Currently it's possible to craft simple tasks that most humans are able to solve, but LLMs can't. This market predicts whether this will still hold true by the end of 2024.

Even if a clear explanation of the problem and of an algorithm to solve it is provided, today's LLMs haven't been shown to be able to answer correctly in a reliable way. While arguably most humans would succeed, if adequately instructed.

In other words, this market means to compare the reasoning abilities of an average human with the top LLMs, at the end of 2024, in the fairest way I could think of.

Tasks

This market is about tasks meant to test reasoning abilities, that can be solved using only pen and paper, which can be understood and learned in less than 15 minutes, that you'd expect motivated kids to be able to solve.

The exact set of tasks that count for this market is of course an open set and ambiguous in nature. In general, if you suspect that a majority of literate people aged between 12 and 70 is likely to be able to solve the task after training for one hour with an expert, then the task most likely counts toward this market. If you have specific tasks in mind, let's discuss them in a comment.

Examples of tasks are:

Tasks are not allowed if they:

  • Require extensive training beyond what's taught at primary school (e.g. "write a function in Python that ...").

  • Rely on specific knowledge (e.g. "what's today's date?").

  • Rely on specific human senses/features that may be unavailable to some LLMs (e.g. "which of these two stones feels warmer to the touch?" etc).

The goal is to compare reasoning abilities.

Rules

Participants (both humans and LLMs) shouldn't need to know the task beforehand. They get some limited training to understand the task and a resolution strategy and they are not allowed to use any tools besides their own cognition and a scratchpad.

Humans have one hour to learn the task and train for it, with the assistance of an expert. No other tool besides pen and paper can be used to solve the problems.

LLMs get instructed with the best prompt anyone can find to solve the task; the only limitation is the LLM's own context length.
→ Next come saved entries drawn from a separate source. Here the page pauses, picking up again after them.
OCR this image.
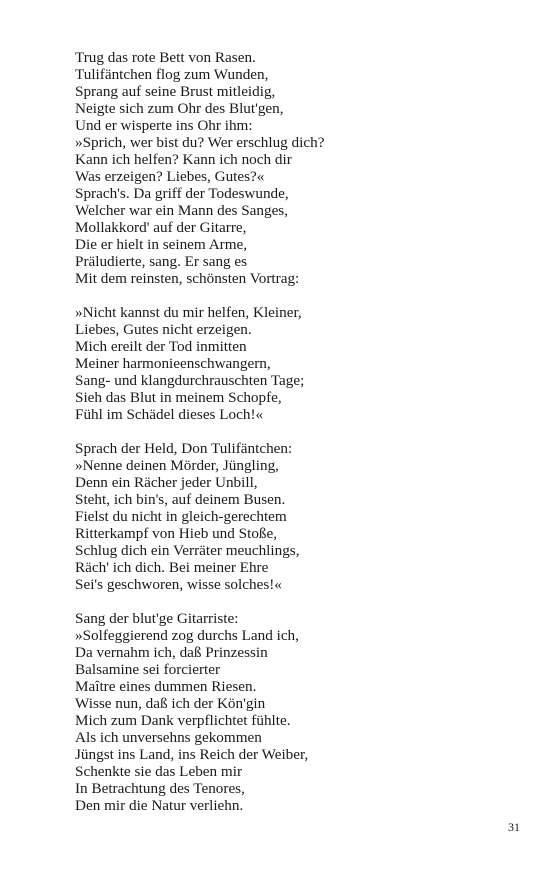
Trug das rote Bett von Rasen.
Tulifäntchen flog zum Wunden,
Sprang auf seine Brust mitleidig,
Neigte sich zum Ohr des Blut'gen,
Und er wisperte ins Ohr ihm:
»Sprich, wer bist du? Wer erschlug dich?
Kann ich helfen? Kann ich noch dir
Was erzeigen? Liebes, Gutes?«
Sprach's. Da griff der Todeswunde,
Welcher war ein Mann des Sanges,
Mollakkord' auf der Gitarre,
Die er hielt in seinem Arme,
Präludierte, sang. Er sang es
Mit dem reinsten, schönsten Vortrag:
»Nicht kannst du mir helfen, Kleiner,
Liebes, Gutes nicht erzeigen.
Mich ereilt der Tod inmitten
Meiner harmonieenschwangern,
Sang- und klangdurchrauschten Tage;
Sieh das Blut in meinem Schopfe,
Fühl im Schädel dieses Loch!«
Sprach der Held, Don Tulifäntchen:
»Nenne deinen Mörder, Jüngling,
Denn ein Rächer jeder Unbill,
Steht, ich bin's, auf deinem Busen.
Fielst du nicht in gleich-gerechtem
Ritterkampf von Hieb und Stoße,
Schlug dich ein Verräter meuchlings,
Räch' ich dich. Bei meiner Ehre
Sei's geschworen, wisse solches!«
Sang der blut'ge Gitarriste:
»Solfeggierend zog durchs Land ich,
Da vernahm ich, daß Prinzessin
Balsamine sei forcierter
Maître eines dummen Riesen.
Wisse nun, daß ich der Kön'gin
Mich zum Dank verpflichtet fühlte.
Als ich unversehns gekommen
Jüngst ins Land, ins Reich der Weiber,
Schenkte sie das Leben mir
In Betrachtung des Tenores,
Den mir die Natur verliehn.
31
No external tools besides the LLM's core features can be used: a multimodal LLM with native image input can use that, but it can't use a code interpreter, access the internet or any tool to process images. the LLM can be access the data it output while solving the problem.

The LLMs considered by this market need to be widely available in the same spirit of markest like [When will Google's Gemini model be released?]: at least tens of thousands of users not affiliated with any given organization need to have access to it.

Resolution

This market resolves YES if by the end of 2024, we know at least one task that most humans can solve, but no LLM can.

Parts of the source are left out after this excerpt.